The rhyme of human events is once again cycling from arrogance in overstretch to studied complacency. George Santayana’s famous warning that “Those who cannot remember the past are condemned to repeat it” is once again being ignored. Advocates of defense budget reductions, including my friend Gordon Adams of the Stimson Center, continue to claim that we live in an “unusually secure” world. Not only does Adams claim that we do not face existential threats, he also mistakenly asserts that the rate of civil and international wars is the lowest in measured history. But such statements lack context and historical perspective. When history does inform such arguments, it does so only in caricature, assuming a linear version of history that marches uninterrupted toward Progress. We can wish it were so, but that does not make it so.

I fear too many of my Beltway colleagues assert as fact what they want as desirable policy goals – namely, a peaceful world – and then reason backwards into an interpretation of benign global security to justify a reduced defense budget. They dismiss all the messy complexities of predicting the future, assuming that history’s march toward Progress mitigates the risk of being dead wrong. Being a true realist makes me wary of being complacent about the future or embracing hope as insurance against a Hobbesian world.
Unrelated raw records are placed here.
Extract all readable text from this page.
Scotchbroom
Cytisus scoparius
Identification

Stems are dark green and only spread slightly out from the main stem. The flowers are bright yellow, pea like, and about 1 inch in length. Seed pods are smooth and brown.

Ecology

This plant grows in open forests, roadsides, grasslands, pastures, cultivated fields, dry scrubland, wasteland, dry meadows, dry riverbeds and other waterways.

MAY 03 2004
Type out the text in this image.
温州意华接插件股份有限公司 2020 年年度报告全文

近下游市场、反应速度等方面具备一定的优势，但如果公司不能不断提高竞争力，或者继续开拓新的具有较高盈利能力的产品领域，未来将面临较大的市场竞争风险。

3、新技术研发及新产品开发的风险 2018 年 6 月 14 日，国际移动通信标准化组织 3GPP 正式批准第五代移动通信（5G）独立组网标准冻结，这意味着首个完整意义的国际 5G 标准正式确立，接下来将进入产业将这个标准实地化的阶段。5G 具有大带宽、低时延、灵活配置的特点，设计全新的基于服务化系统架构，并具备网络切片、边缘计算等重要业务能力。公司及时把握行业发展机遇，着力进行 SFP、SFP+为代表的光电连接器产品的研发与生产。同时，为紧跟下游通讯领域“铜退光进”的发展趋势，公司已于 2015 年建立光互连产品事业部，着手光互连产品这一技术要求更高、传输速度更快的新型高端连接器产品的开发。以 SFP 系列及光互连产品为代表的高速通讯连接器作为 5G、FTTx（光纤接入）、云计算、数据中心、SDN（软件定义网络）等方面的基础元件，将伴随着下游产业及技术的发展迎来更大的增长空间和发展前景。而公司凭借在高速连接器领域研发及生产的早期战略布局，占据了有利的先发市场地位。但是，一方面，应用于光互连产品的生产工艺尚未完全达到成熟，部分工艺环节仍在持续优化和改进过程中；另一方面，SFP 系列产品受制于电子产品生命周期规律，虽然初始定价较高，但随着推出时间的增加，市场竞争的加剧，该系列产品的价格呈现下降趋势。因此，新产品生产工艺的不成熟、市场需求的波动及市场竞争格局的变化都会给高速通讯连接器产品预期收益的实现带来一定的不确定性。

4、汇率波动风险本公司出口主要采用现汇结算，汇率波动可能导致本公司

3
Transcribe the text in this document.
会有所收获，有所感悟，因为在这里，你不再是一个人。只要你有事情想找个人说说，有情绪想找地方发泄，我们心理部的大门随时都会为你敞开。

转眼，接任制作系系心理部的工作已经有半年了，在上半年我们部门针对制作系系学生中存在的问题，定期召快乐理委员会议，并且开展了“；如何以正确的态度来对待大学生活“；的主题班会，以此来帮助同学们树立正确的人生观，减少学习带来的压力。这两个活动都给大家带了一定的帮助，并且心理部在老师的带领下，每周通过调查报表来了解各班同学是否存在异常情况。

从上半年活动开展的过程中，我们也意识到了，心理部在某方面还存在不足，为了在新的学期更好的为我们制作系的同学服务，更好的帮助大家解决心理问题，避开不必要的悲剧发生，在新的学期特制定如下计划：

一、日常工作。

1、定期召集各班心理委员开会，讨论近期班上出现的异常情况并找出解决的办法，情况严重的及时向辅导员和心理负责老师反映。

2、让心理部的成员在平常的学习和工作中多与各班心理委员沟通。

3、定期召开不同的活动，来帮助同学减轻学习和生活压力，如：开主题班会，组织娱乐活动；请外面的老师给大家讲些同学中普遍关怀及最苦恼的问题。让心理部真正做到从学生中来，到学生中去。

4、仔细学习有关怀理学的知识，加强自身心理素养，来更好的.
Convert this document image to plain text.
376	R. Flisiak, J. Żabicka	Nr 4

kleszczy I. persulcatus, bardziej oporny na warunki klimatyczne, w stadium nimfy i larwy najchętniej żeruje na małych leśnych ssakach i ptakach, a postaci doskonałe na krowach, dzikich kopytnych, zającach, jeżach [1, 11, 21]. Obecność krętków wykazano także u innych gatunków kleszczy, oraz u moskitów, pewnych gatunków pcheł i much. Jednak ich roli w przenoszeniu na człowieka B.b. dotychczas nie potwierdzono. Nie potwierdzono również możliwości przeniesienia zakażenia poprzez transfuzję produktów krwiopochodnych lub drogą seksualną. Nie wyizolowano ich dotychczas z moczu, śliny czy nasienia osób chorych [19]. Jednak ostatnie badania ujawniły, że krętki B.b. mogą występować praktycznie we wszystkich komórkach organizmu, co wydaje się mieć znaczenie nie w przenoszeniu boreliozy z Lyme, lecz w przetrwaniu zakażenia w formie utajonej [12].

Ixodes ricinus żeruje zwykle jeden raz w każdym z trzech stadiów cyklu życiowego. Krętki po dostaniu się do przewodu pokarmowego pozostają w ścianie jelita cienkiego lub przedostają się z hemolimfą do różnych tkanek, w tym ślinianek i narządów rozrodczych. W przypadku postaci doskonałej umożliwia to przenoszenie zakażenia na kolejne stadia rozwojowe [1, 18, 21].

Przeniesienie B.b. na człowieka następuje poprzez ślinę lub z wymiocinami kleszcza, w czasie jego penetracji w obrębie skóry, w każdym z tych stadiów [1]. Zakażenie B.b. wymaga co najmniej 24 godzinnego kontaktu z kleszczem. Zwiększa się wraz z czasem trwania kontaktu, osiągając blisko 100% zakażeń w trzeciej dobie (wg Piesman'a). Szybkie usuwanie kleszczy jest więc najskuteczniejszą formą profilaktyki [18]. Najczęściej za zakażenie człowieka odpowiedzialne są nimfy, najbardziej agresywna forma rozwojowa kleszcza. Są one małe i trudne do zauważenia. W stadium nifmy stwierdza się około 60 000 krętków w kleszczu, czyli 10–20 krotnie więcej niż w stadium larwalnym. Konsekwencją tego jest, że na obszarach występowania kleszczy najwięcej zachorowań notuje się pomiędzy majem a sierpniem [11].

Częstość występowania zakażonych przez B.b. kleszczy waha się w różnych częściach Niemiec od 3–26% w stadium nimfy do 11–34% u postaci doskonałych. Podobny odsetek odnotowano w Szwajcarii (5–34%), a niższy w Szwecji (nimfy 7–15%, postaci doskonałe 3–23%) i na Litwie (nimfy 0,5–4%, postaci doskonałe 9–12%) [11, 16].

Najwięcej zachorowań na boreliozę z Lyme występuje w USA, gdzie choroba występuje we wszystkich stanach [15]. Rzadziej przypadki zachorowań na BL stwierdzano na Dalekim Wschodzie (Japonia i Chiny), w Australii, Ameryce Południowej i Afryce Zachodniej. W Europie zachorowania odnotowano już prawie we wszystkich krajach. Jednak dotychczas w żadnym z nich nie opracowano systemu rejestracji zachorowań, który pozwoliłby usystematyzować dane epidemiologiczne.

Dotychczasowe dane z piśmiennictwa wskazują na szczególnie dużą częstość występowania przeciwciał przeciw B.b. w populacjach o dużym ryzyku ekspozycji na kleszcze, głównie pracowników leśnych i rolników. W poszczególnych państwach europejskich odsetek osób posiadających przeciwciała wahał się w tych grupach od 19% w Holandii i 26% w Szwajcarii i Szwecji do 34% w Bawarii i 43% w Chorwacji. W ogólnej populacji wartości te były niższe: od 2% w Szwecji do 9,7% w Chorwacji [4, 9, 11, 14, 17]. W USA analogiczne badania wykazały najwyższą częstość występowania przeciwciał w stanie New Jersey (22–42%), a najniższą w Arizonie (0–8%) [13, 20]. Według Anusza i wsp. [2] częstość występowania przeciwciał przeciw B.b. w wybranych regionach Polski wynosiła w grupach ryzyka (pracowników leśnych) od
To be sure, we should not be apologists for Pentagon budget levels that are not sustainable. We can agree with those informed critics (including Dr. Adams) who rightly call for more efficiency and less overhead at the Defense Department, including in the areas of compensation and health care reform. The same reforms should be applied to the real drivers of our currently stifling national debt: our projected dramatic growth in entitlements. Critics of Defense spending should spend half as much time uncovering poorly performing non-defense government programs and unchecked medical spending. As a nation, we spend 12 times more on health care than security, but with far less scrutiny or demonstrable evidence of added value.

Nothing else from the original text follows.